Atenco · 03/05/2017 16:48

Very well put Morphene

Offred · 03/05/2017 16:52

Well... vaginal birth, or at least labour, can be significant. Your baby gets a dose of immunological protection during labour. There is also a link between instrumental/CS deliveries and maternal health and wellbeing.

Offred · 03/05/2017 16:54

But TBH there is an association between negative health outcomes and pregnancy/birth too....

Offred · 03/05/2017 16:56

Think these threads usually make me feel that when the pregnancy, birth and childcare crap is so bad for women's health on it own then why the hell do we make it even worse with crap support and stupid judgements and stigma?!

Atenco · 03/05/2017 17:18

Well the list of what affects our children's health is ever so large, isn't it? We can just do our best.

Ideally, they should have good genes, their mother should have a blissful stress-free pregnancy, natural cAnbirth, breastfeeding, parent's with good mental health, organic food with lots of fruit and vegetables, all meals made from scratch, no sugar, no air pollution, lots of safe exercise, etc. etc.

It is impossible to ensure all this, so we just do our best.

Alyosha · 03/05/2017 17:20

Morphene - totally agree!

Offred...I'm interested in this. There are lots of countries with much much higher C section rates than us (Italy, for example), which have similar rates of PND to other western countries with much lower CS rates.

In fact Italy has better perinatal, maternal & infant mortality than we do.

You're totally right that support is shit. I think if we gave all women a true and informed choice about all aspects of pregnancy, labour and child rearing we would see more Bfing and more natural births.
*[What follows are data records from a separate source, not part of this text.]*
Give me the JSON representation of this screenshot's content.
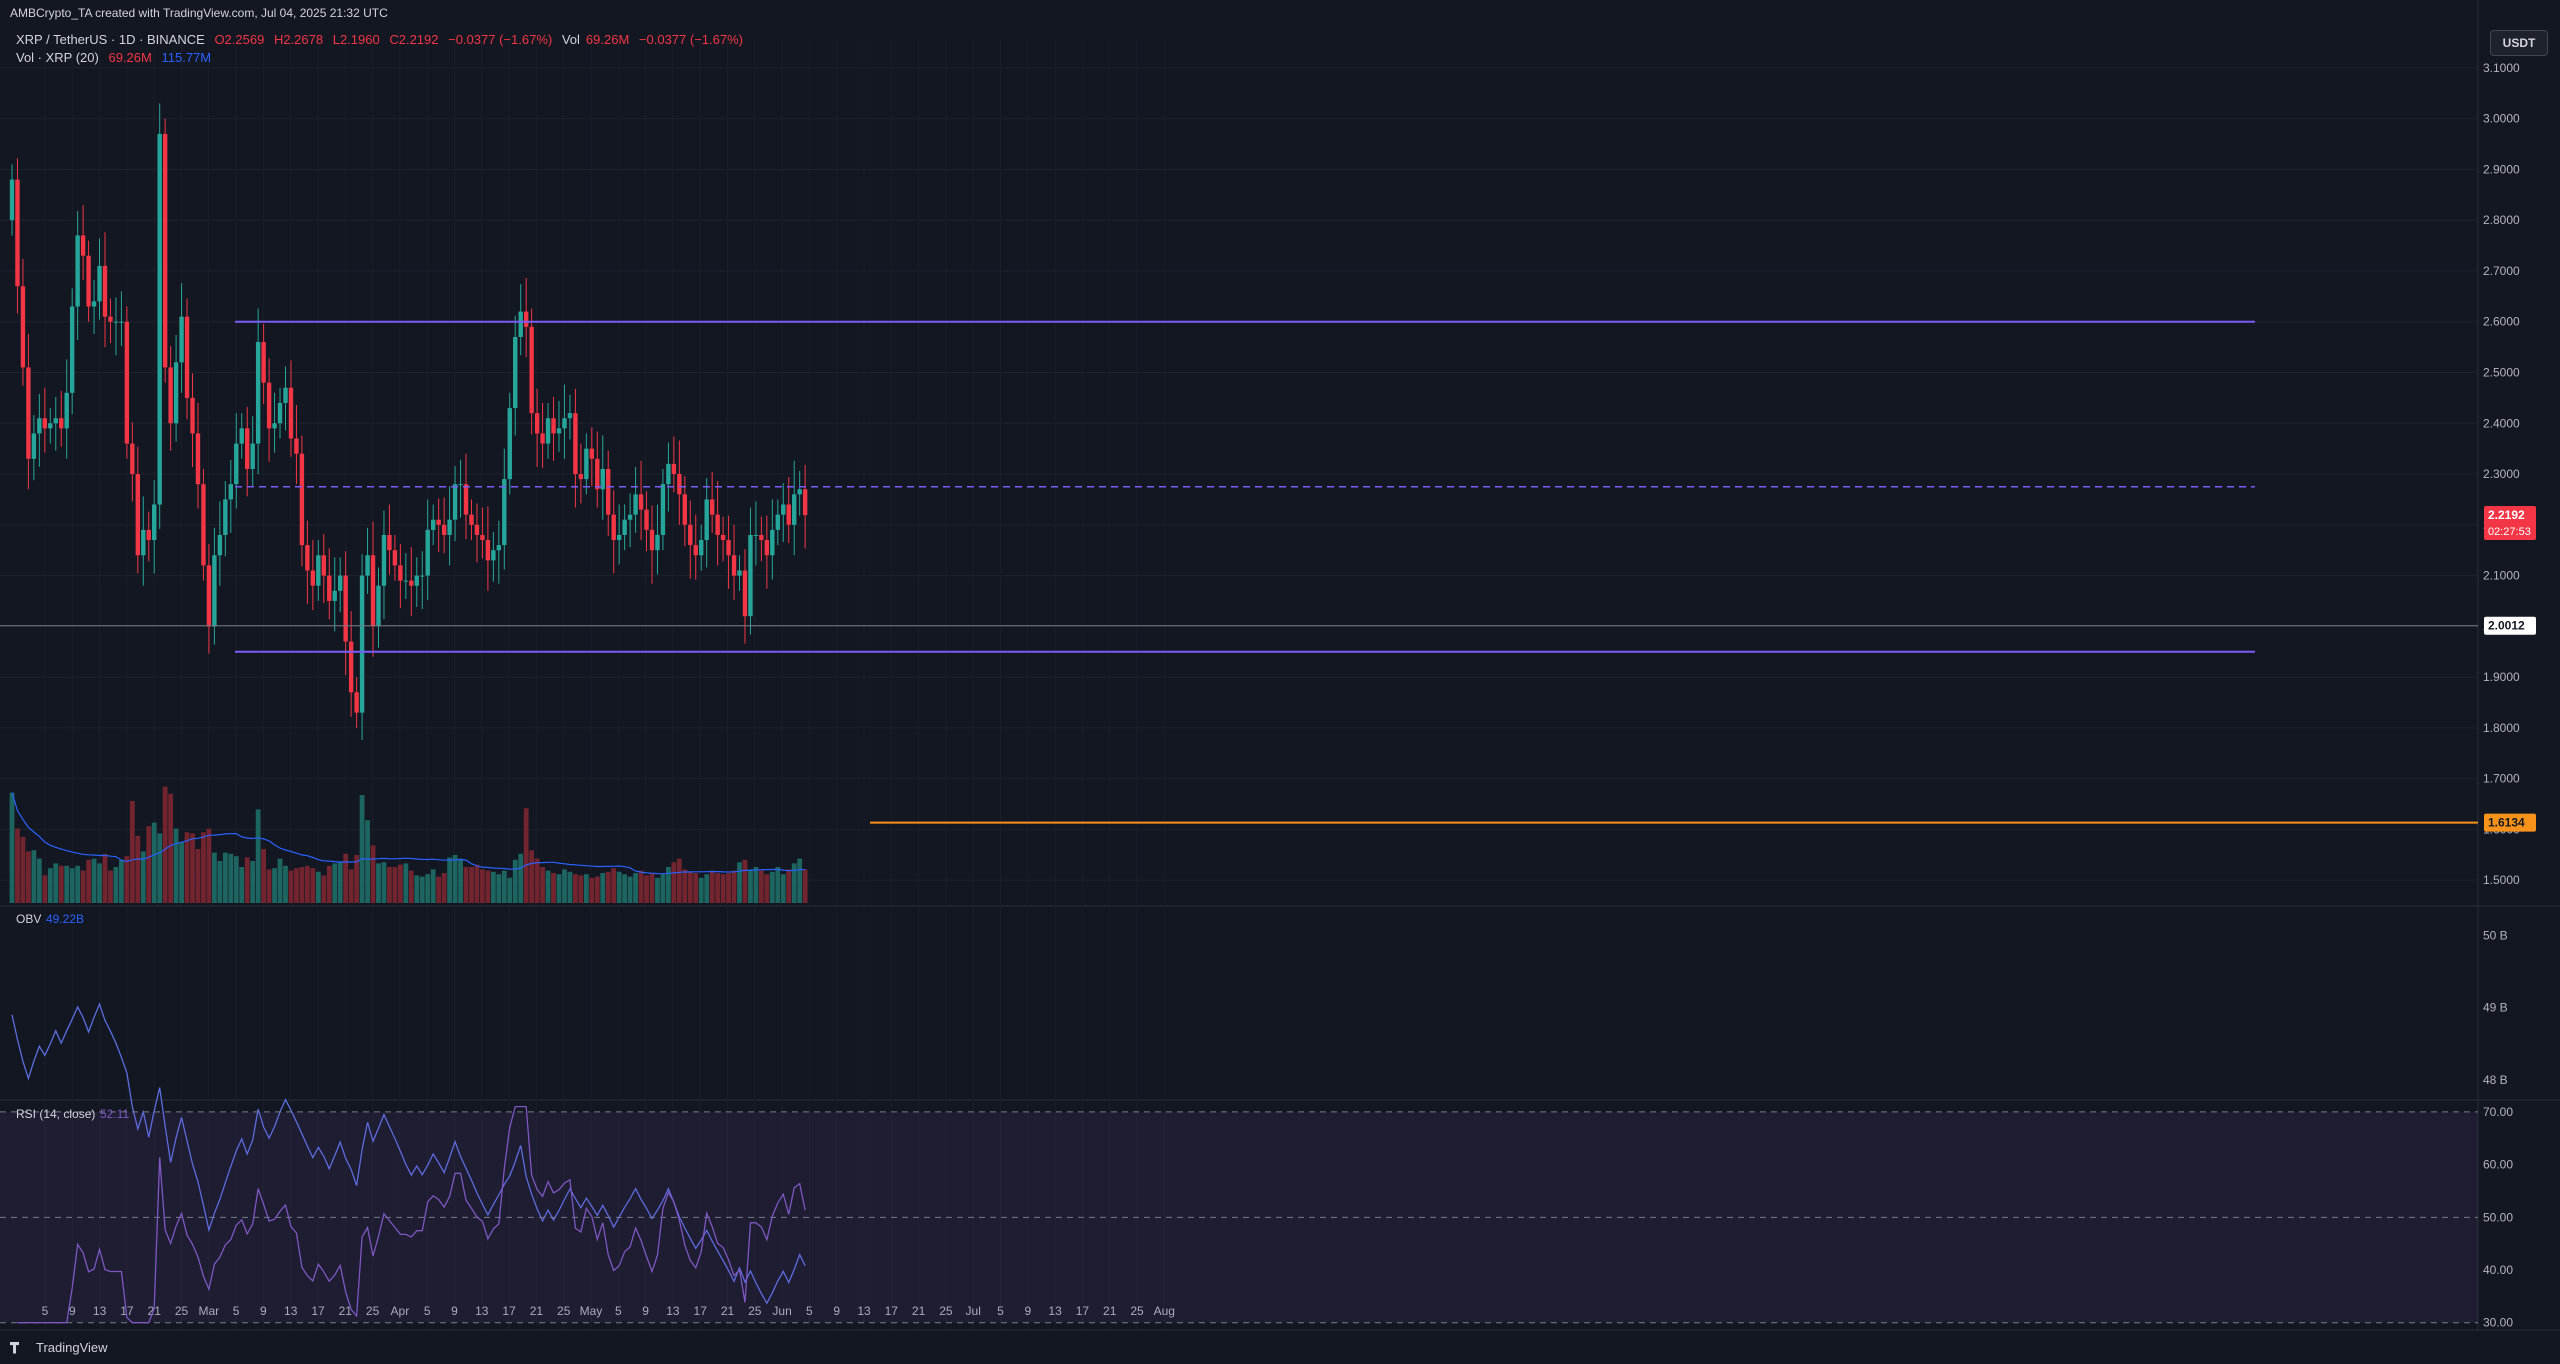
{
  "header": {
    "attribution": "AMBCrypto_TA created with TradingView.com, Jul 04, 2025 21:32 UTC"
  },
  "symbol_line": {
    "symbol": "XRP / TetherUS · 1D · BINANCE",
    "open": "O2.2569",
    "high": "H2.2678",
    "low": "L2.1960",
    "close": "C2.2192",
    "change": "−0.0377 (−1.67%)",
    "vol_label": "Vol",
    "vol_value": "69.26M",
    "vol_change": "−0.0377 (−1.67%)"
  },
  "volume_line": {
    "label": "Vol · XRP (20)",
    "value": "69.26M",
    "ma": "115.77M"
  },
  "currency_button": "USDT",
  "footer": {
    "brand": "TradingView"
  },
  "colors": {
    "up": "#26a69a",
    "down": "#f23645",
    "range": "#7b5cf6",
    "support": "#f7931a",
    "obv": "#5b6ee1",
    "rsi": "#7e57c2"
  },
  "chart_data": [
    {
      "type": "candlestick",
      "title": "XRP / TetherUS · 1D · BINANCE",
      "ylim": [
        1.455,
        3.155
      ],
      "yticks": [
        "1.5000",
        "1.6000",
        "1.7000",
        "1.8000",
        "1.9000",
        "2.0000",
        "2.1000",
        "2.2000",
        "2.3000",
        "2.4000",
        "2.5000",
        "2.6000",
        "2.7000",
        "2.8000",
        "2.9000",
        "3.0000",
        "3.1000"
      ],
      "xticks": [
        "5",
        "9",
        "13",
        "17",
        "21",
        "25",
        "Mar",
        "5",
        "9",
        "13",
        "17",
        "21",
        "25",
        "Apr",
        "5",
        "9",
        "13",
        "17",
        "21",
        "25",
        "May",
        "5",
        "9",
        "13",
        "17",
        "21",
        "25",
        "Jun",
        "5",
        "9",
        "13",
        "17",
        "21",
        "25",
        "Jul",
        "5",
        "9",
        "13",
        "17",
        "21",
        "25",
        "Aug"
      ],
      "start_date": "2025-02-01",
      "closes": [
        2.88,
        2.67,
        2.51,
        2.33,
        2.38,
        2.41,
        2.39,
        2.4,
        2.41,
        2.39,
        2.46,
        2.63,
        2.77,
        2.73,
        2.63,
        2.64,
        2.71,
        2.61,
        2.6,
        2.6,
        2.6,
        2.36,
        2.3,
        2.14,
        2.19,
        2.17,
        2.24,
        2.97,
        2.51,
        2.4,
        2.52,
        2.61,
        2.45,
        2.38,
        2.28,
        2.12,
        2.0,
        2.14,
        2.18,
        2.25,
        2.28,
        2.36,
        2.39,
        2.31,
        2.36,
        2.56,
        2.48,
        2.39,
        2.4,
        2.44,
        2.47,
        2.37,
        2.34,
        2.16,
        2.11,
        2.08,
        2.14,
        2.1,
        2.05,
        2.07,
        2.1,
        1.97,
        1.87,
        1.83,
        2.1,
        2.14,
        2.0,
        2.08,
        2.18,
        2.15,
        2.12,
        2.09,
        2.09,
        2.08,
        2.1,
        2.1,
        2.19,
        2.21,
        2.2,
        2.18,
        2.21,
        2.28,
        2.28,
        2.22,
        2.2,
        2.18,
        2.17,
        2.13,
        2.15,
        2.16,
        2.29,
        2.43,
        2.57,
        2.62,
        2.59,
        2.42,
        2.38,
        2.36,
        2.41,
        2.38,
        2.39,
        2.41,
        2.42,
        2.3,
        2.29,
        2.35,
        2.33,
        2.27,
        2.31,
        2.22,
        2.17,
        2.18,
        2.21,
        2.22,
        2.26,
        2.23,
        2.19,
        2.15,
        2.18,
        2.28,
        2.32,
        2.3,
        2.26,
        2.2,
        2.16,
        2.14,
        2.17,
        2.25,
        2.22,
        2.18,
        2.17,
        2.14,
        2.1,
        2.11,
        2.02,
        2.18,
        2.18,
        2.17,
        2.14,
        2.19,
        2.22,
        2.24,
        2.2,
        2.26,
        2.27,
        2.2192
      ],
      "support_resistance": {
        "range_high": 2.6,
        "range_mid": 2.275,
        "range_low": 1.95,
        "support": 1.6134,
        "marked_level": 2.0012
      },
      "price_labels": [
        {
          "value": "2.2192",
          "countdown": "02:27:53"
        },
        {
          "value": "2.0012"
        },
        {
          "value": "1.6134"
        }
      ]
    },
    {
      "type": "bar",
      "title": "Vol · XRP (20)",
      "note": "volume bars with 20-period MA, plotted at bottom of price pane",
      "relative_values": [
        0.92,
        0.62,
        0.55,
        0.43,
        0.44,
        0.37,
        0.23,
        0.29,
        0.33,
        0.31,
        0.31,
        0.29,
        0.31,
        0.27,
        0.36,
        0.37,
        0.33,
        0.41,
        0.27,
        0.3,
        0.36,
        0.39,
        0.85,
        0.56,
        0.43,
        0.64,
        0.67,
        0.58,
        0.97,
        0.91,
        0.62,
        0.51,
        0.59,
        0.58,
        0.45,
        0.59,
        0.62,
        0.42,
        0.35,
        0.42,
        0.41,
        0.39,
        0.3,
        0.38,
        0.35,
        0.78,
        0.45,
        0.28,
        0.29,
        0.37,
        0.31,
        0.27,
        0.29,
        0.3,
        0.31,
        0.29,
        0.26,
        0.23,
        0.31,
        0.33,
        0.34,
        0.41,
        0.28,
        0.4,
        0.9,
        0.69,
        0.48,
        0.33,
        0.34,
        0.3,
        0.3,
        0.32,
        0.33,
        0.27,
        0.23,
        0.22,
        0.24,
        0.28,
        0.22,
        0.25,
        0.38,
        0.4,
        0.37,
        0.3,
        0.3,
        0.32,
        0.28,
        0.27,
        0.26,
        0.24,
        0.27,
        0.21,
        0.36,
        0.41,
        0.79,
        0.44,
        0.37,
        0.3,
        0.27,
        0.25,
        0.24,
        0.28,
        0.26,
        0.24,
        0.23,
        0.24,
        0.21,
        0.22,
        0.25,
        0.26,
        0.29,
        0.26,
        0.24,
        0.22,
        0.25,
        0.27,
        0.23,
        0.25,
        0.21,
        0.24,
        0.3,
        0.34,
        0.37,
        0.28,
        0.26,
        0.25,
        0.21,
        0.24,
        0.27,
        0.25,
        0.24,
        0.25,
        0.27,
        0.34,
        0.36,
        0.28,
        0.3,
        0.27,
        0.24,
        0.26,
        0.3,
        0.24,
        0.28,
        0.33,
        0.37,
        0.28
      ]
    },
    {
      "type": "line",
      "title": "OBV",
      "value_label": "49.22B",
      "ylim": [
        47.75,
        50.35
      ],
      "yticks": [
        "48 B",
        "49 B",
        "50 B"
      ]
    },
    {
      "type": "line",
      "title": "RSI (14, close)",
      "value_label": "52.11",
      "ylim": [
        29,
        71.5
      ],
      "yticks": [
        "30.00",
        "40.00",
        "50.00",
        "60.00",
        "70.00"
      ],
      "bands": [
        30,
        50,
        70
      ]
    }
  ]
}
JanetBrown2015 · 03/05/2017 17:23

Youcannot, didn't the baby get colostrum? My milk took 4 or 5 days to come in but in that period before the babies were getting liquid- colostrum from me so I can't see how they could be dehydrated.

tiktok · 03/05/2017 17:26

There's far more combination feeding early on in the uk compared to Norway. Far more. Later on, Norway has more combination feeding simply because the majority of mothers in the U.K. are not bf at all.
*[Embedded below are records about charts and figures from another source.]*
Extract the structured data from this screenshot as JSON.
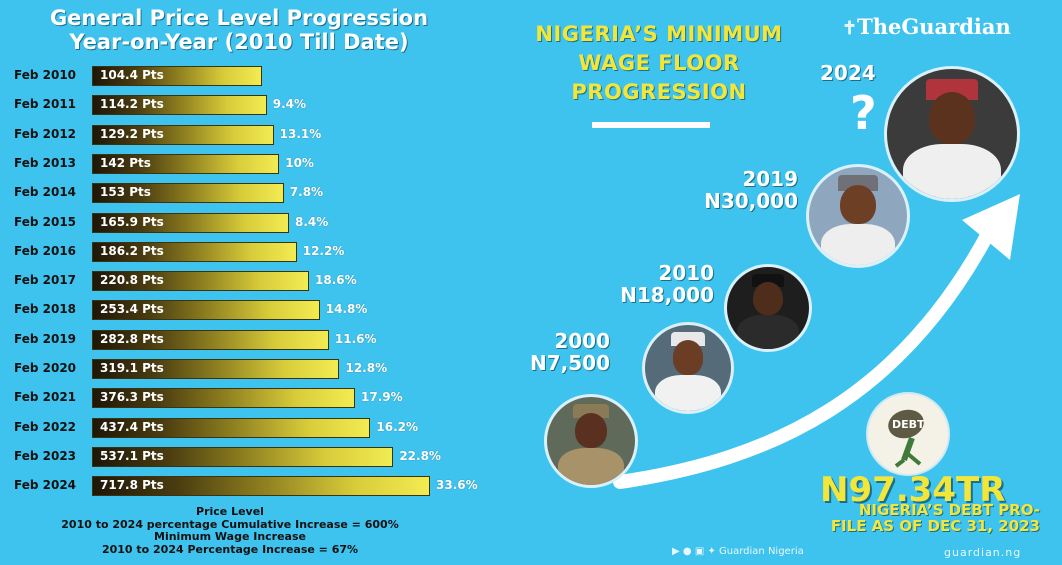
{
  "left_panel": {
    "title_line1": "General Price Level Progression",
    "title_line2": "Year-on-Year (2010 Till Date)",
    "rows": [
      {
        "year": "Feb 2010",
        "value": "104.4 Pts",
        "pts": 104.4,
        "pct": ""
      },
      {
        "year": "Feb 2011",
        "value": "114.2 Pts",
        "pts": 114.2,
        "pct": "9.4%"
      },
      {
        "year": "Feb 2012",
        "value": "129.2 Pts",
        "pts": 129.2,
        "pct": "13.1%"
      },
      {
        "year": "Feb 2013",
        "value": "142 Pts",
        "pts": 142,
        "pct": "10%"
      },
      {
        "year": "Feb 2014",
        "value": "153 Pts",
        "pts": 153,
        "pct": "7.8%"
      },
      {
        "year": "Feb 2015",
        "value": "165.9 Pts",
        "pts": 165.9,
        "pct": "8.4%"
      },
      {
        "year": "Feb 2016",
        "value": "186.2 Pts",
        "pts": 186.2,
        "pct": "12.2%"
      },
      {
        "year": "Feb 2017",
        "value": "220.8 Pts",
        "pts": 220.8,
        "pct": "18.6%"
      },
      {
        "year": "Feb 2018",
        "value": "253.4 Pts",
        "pts": 253.4,
        "pct": "14.8%"
      },
      {
        "year": "Feb 2019",
        "value": "282.8 Pts",
        "pts": 282.8,
        "pct": "11.6%"
      },
      {
        "year": "Feb 2020",
        "value": "319.1 Pts",
        "pts": 319.1,
        "pct": "12.8%"
      },
      {
        "year": "Feb 2021",
        "value": "376.3 Pts",
        "pts": 376.3,
        "pct": "17.9%"
      },
      {
        "year": "Feb 2022",
        "value": "437.4 Pts",
        "pts": 437.4,
        "pct": "16.2%"
      },
      {
        "year": "Feb 2023",
        "value": "537.1 Pts",
        "pts": 537.1,
        "pct": "22.8%"
      },
      {
        "year": "Feb 2024",
        "value": "717.8 Pts",
        "pts": 717.8,
        "pct": "33.6%"
      }
    ],
    "notes": {
      "line1": "Price Level",
      "line2": "2010 to 2024 percentage Cumulative Increase = 600%",
      "line3": "Minimum Wage Increase",
      "line4": "2010 to 2024 Percentage Increase = 67%"
    }
  },
  "right_panel": {
    "title_line1": "NIGERIA’S MINIMUM",
    "title_line2": "WAGE FLOOR",
    "title_line3": "PROGRESSION",
    "logo": "TheGuardian",
    "milestones": [
      {
        "year": "2000",
        "wage": "N7,500"
      },
      {
        "year": "2010",
        "wage": "N18,000"
      },
      {
        "year": "2019",
        "wage": "N30,000"
      },
      {
        "year": "2024",
        "wage": "?"
      }
    ],
    "debt_badge": "DEBT",
    "debt_amount": "N97.34TR",
    "debt_line1": "NIGERIA’S DEBT PRO-",
    "debt_line2": "FILE AS OF DEC 31, 2023",
    "social_handle": "Guardian Nigeria",
    "website": "guardian.ng",
    "colors": {
      "background": "#3ec3ef",
      "accent_yellow": "#f3e63a"
    }
  }
}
I don't think combination feeding, or ff, or bf, are 'good' or 'bad'. A binary question like this simplifies a complex social, behavioural and cultural issue.

tiktok · 03/05/2017 17:29

Babies can become dehydrated in the very early days. Virtually all women produce colostrum simply by dint of being pg and giving birth. But the baby has to be able to access it. There may be issues making this difficult or impossible and not everyone can express it because expressing can be a skill.